Q : Le Conseil des droits de l’homme de l’ONU s’apprête à renouveler le mandat du Rapporteur Spécial sur la situation des droits de l’homme en Iran. Quel sens donner à cet événement ?

La situation des droits de l’homme en Iran est à l’agenda de l’Assemblée Générale et d’autres organes onusiens depuis de nombreuses années, en raison des violations chroniques des droits et des libertés fondamentales dans ce pays. Mais dans un contexte de dégradation constante de la situation des droits de l’Homme en Iran, la mission du Rapporteur Spécial, nommé en 2011, est capitale. Elle est considérée tant par les victimes de violations des droits de l’homme, leurs familles que par nous mêmes comme la seule voie de pression sur les autorités iraniennes afin qu’elles abandonnent cette politique de répression. Le renouvellement du mandat par le Conseil des droits de l’Homme de l’ONU est en ce sens un signal fort.

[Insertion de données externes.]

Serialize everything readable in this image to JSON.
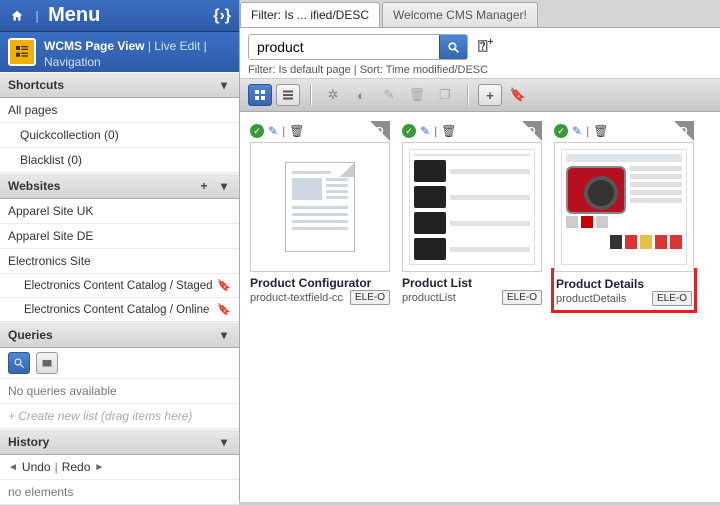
{
  "header": {
    "menu_label": "Menu"
  },
  "subheader": {
    "title": "WCMS Page View",
    "live_edit": "Live Edit",
    "navigation": "Navigation"
  },
  "sections": {
    "shortcuts": {
      "title": "Shortcuts",
      "all_pages": "All pages",
      "quickcollection": "Quickcollection (0)",
      "blacklist": "Blacklist (0)"
    },
    "websites": {
      "title": "Websites",
      "site1": "Apparel Site UK",
      "site2": "Apparel Site DE",
      "site3": "Electronics Site",
      "catalog1": "Electronics Content Catalog / Staged",
      "catalog2": "Electronics Content Catalog / Online"
    },
    "queries": {
      "title": "Queries",
      "empty": "No queries available",
      "hint": "+ Create new list (drag items here)"
    },
    "history": {
      "title": "History",
      "undo": "Undo",
      "redo": "Redo",
      "no_elements": "no elements"
    }
  },
  "tabs": {
    "tab1": "Filter: Is ... ified/DESC",
    "tab2": "Welcome CMS Manager!"
  },
  "search": {
    "value": "product",
    "filter_text": "Filter: Is default page | Sort: Time modified/DESC"
  },
  "cards": {
    "c1": {
      "title": "Product Configurator",
      "code": "product-textfield-cc",
      "badge": "ELE-O"
    },
    "c2": {
      "title": "Product List",
      "code": "productList",
      "badge": "ELE-O"
    },
    "c3": {
      "title": "Product Details",
      "code": "productDetails",
      "badge": "ELE-O"
    }
  }
}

Q : La FIDH et la LDDHI ont publié une liste des défenseurs des droits de l’homme actuellement emprisonnés pour des raisons directement liées à leurs activités. Quelle est la situation des défenseurs des droits de l’homme en Iran aujourd’hui ?

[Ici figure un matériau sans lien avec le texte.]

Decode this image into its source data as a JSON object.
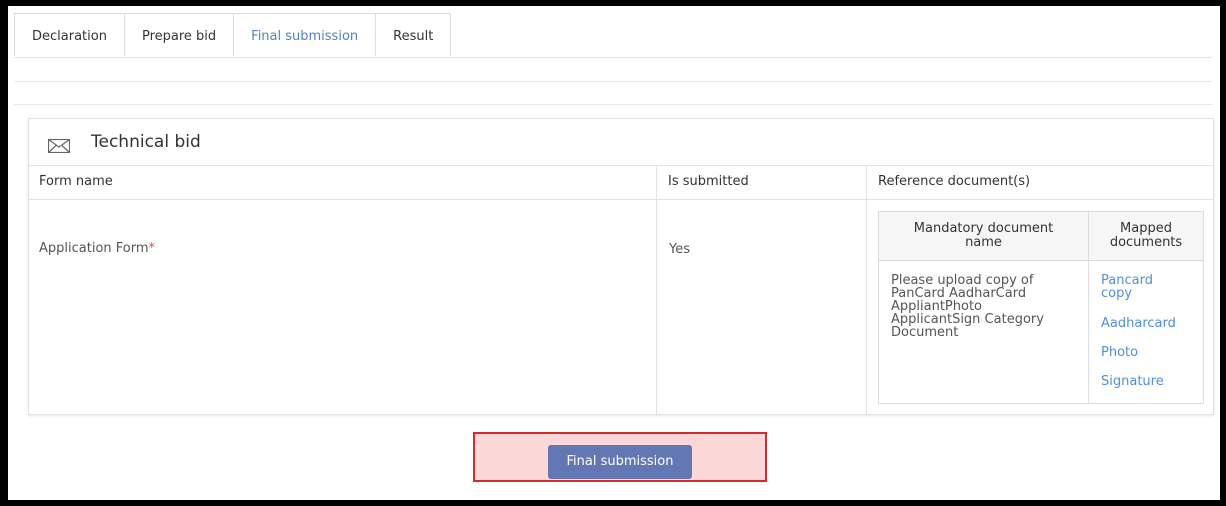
{
  "tabs": [
    {
      "label": "Declaration"
    },
    {
      "label": "Prepare bid"
    },
    {
      "label": "Final submission"
    },
    {
      "label": "Result"
    }
  ],
  "active_tab": "Final submission",
  "colors": {
    "link": "#4f8fd9",
    "active_tab": "#4f83c4",
    "button": "#6277b3",
    "required": "#d9534f",
    "highlight_border": "#d42a2a"
  },
  "panel": {
    "title": "Technical bid",
    "icon": "envelope-icon",
    "columns": {
      "form_name": "Form name",
      "is_submitted": "Is submitted",
      "reference": "Reference document(s)"
    },
    "row": {
      "form_name": "Application Form",
      "required_marker": "*",
      "is_submitted": "Yes"
    },
    "reference_table": {
      "header_doc_line1": "Mandatory document",
      "header_doc_line2": "name",
      "header_mapped_line1": "Mapped",
      "header_mapped_line2": "documents",
      "description_lines": [
        "Please upload copy of",
        "PanCard AadharCard",
        "AppliantPhoto",
        "ApplicantSign Category",
        "Document"
      ],
      "mapped_documents": [
        {
          "line1": "Pancard",
          "line2": "copy"
        },
        {
          "line1": "Aadharcard",
          "line2": ""
        },
        {
          "line1": "Photo",
          "line2": ""
        },
        {
          "line1": "Signature",
          "line2": ""
        }
      ]
    }
  },
  "submit_button": {
    "label": "Final submission"
  }
}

L’Iran est une des plus grandes prisons au monde pour les défenseurs des droits de l’homme. Depuis 2009 et la répression faisant suite aux contestations des résultats des élections présidentielles, nombreux ont été les défenseurs, avocats et journalistes arrêtés, soumis à des procès abusifs et enfermés pour les empêcher d’agir. Dix avocats, une trentaine de journalistes et des dizaines d’activistes de la société civile iranienne sont actuellement en prison. Nasrin Sotoudeh, Abdolfattah Soltani, Mohammade Seyfzadeh et Mohammad Ali Dadkhah ont été condamnés à des peines de 6 à 11 ans de prison pour avoir assuré une défense juridique aux prisonniers politiques. Dans ce contexte, quelle marge d’action pour les défenseurs des droits aujourd’hui ? La répression est systématique et les personnes engagés pour la défense des droits des iraniens n’ont de choix qu’entre les persécutions et l’exile.

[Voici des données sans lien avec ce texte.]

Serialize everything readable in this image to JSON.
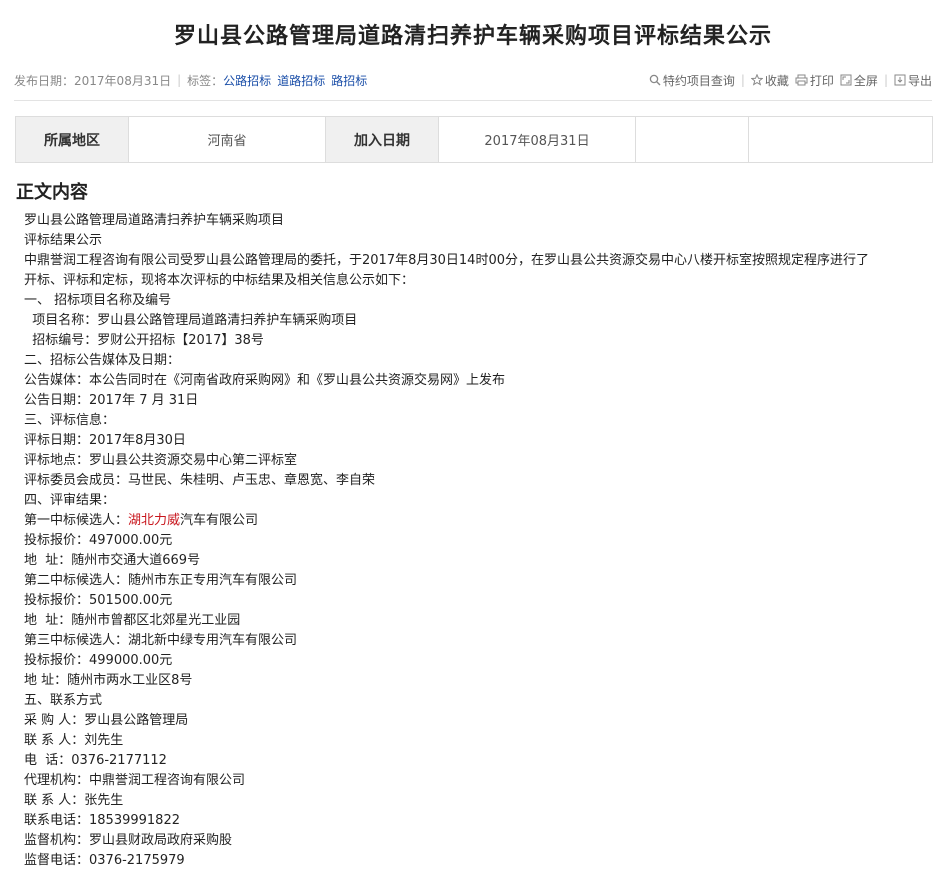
{
  "title": "罗山县公路管理局道路清扫养护车辆采购项目评标结果公示",
  "meta": {
    "publish_label": "发布日期：",
    "publish_date": "2017年08月31日",
    "tags_label": "标签：",
    "tags": [
      "公路招标",
      "道路招标",
      "路招标"
    ],
    "tools": {
      "query": "特约项目查询",
      "favorite": "收藏",
      "print": "打印",
      "fullscreen": "全屏",
      "export": "导出"
    }
  },
  "info": {
    "region_label": "所属地区",
    "region_value": "河南省",
    "date_label": "加入日期",
    "date_value": "2017年08月31日"
  },
  "section_title": "正文内容",
  "content": {
    "l1": "罗山县公路管理局道路清扫养护车辆采购项目",
    "l2": "评标结果公示",
    "l3": "中鼎誉润工程咨询有限公司受罗山县公路管理局的委托，于2017年8月30日14时00分，在罗山县公共资源交易中心八楼开标室按照规定程序进行了",
    "l4": "开标、评标和定标，现将本次评标的中标结果及相关信息公示如下：",
    "l5": "一、 招标项目名称及编号",
    "l6": "  项目名称：罗山县公路管理局道路清扫养护车辆采购项目",
    "l7": "  招标编号：罗财公开招标【2017】38号",
    "l8": "二、招标公告媒体及日期：",
    "l9": "公告媒体：本公告同时在《河南省政府采购网》和《罗山县公共资源交易网》上发布",
    "l10": "公告日期：2017年 7 月 31日",
    "l11": "三、评标信息：",
    "l12": "评标日期：2017年8月30日",
    "l13": "评标地点：罗山县公共资源交易中心第二评标室",
    "l14": "评标委员会成员：马世民、朱桂明、卢玉忠、章恩宽、李自荣",
    "l15": "四、评审结果：",
    "l16_pre": "第一中标候选人：",
    "l16_red": "湖北力威",
    "l16_post": "汽车有限公司",
    "l17": "投标报价：497000.00元",
    "l18": "地  址：随州市交通大道669号",
    "l19": "第二中标候选人：随州市东正专用汽车有限公司",
    "l20": "投标报价：501500.00元",
    "l21": "地  址：随州市曾都区北郊星光工业园",
    "l22": "第三中标候选人：湖北新中绿专用汽车有限公司",
    "l23": "投标报价：499000.00元",
    "l24": "地 址：随州市两水工业区8号",
    "l25": "五、联系方式",
    "l26": "采 购 人：罗山县公路管理局",
    "l27": "联 系 人：刘先生",
    "l28": "电  话：0376-2177112",
    "l29": "代理机构：中鼎誉润工程咨询有限公司",
    "l30": "联 系 人：张先生",
    "l31": "联系电话：18539991822",
    "l32": "监督机构：罗山县财政局政府采购股",
    "l33": "监督电话：0376-2175979"
  },
  "colors": {
    "tag_link": "#1a4ea8",
    "highlight": "#c8161d",
    "table_header_bg": "#f0f0f0"
  }
}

Q : La politique pénale, et particulièrement les motifs de condamnations et les conditions d’exécutions de la peine de mort, sont parmi les préoccupations majeures dont font état les organisations de la société civile. Quelles ont été les tendances récentes à ce sujet ?

Le code pénal islamique, datant de 1991, a été l’objet récemment d’une série de modifications, qui ne sont toutefois pas encore applicables. Cette réforme a été une grande occasion manquée. Malgré les recommandations répétées de différents organes de l’ONU, de nombreux états dans le cadre de l’Examen Périodique Universel et de nombreuses ONGs, le nouveau code restera l’un des plus « généreux » en ce qui concerne l’application de la peine de mort. Celle-ci s’applique et est pratiquée non seulement pour les crimes communs, mais aussi pour les délits d’opinion, pour le trafic de drogue ou pour atteinte aux mœurs. L’Iran n’a pas non plus mis fin aux exécutions de mineurs. C’est pourquoi 500 à 600 personnes au bas mot sont exécutées tous les ans en Iran depuis plus de 5 ans.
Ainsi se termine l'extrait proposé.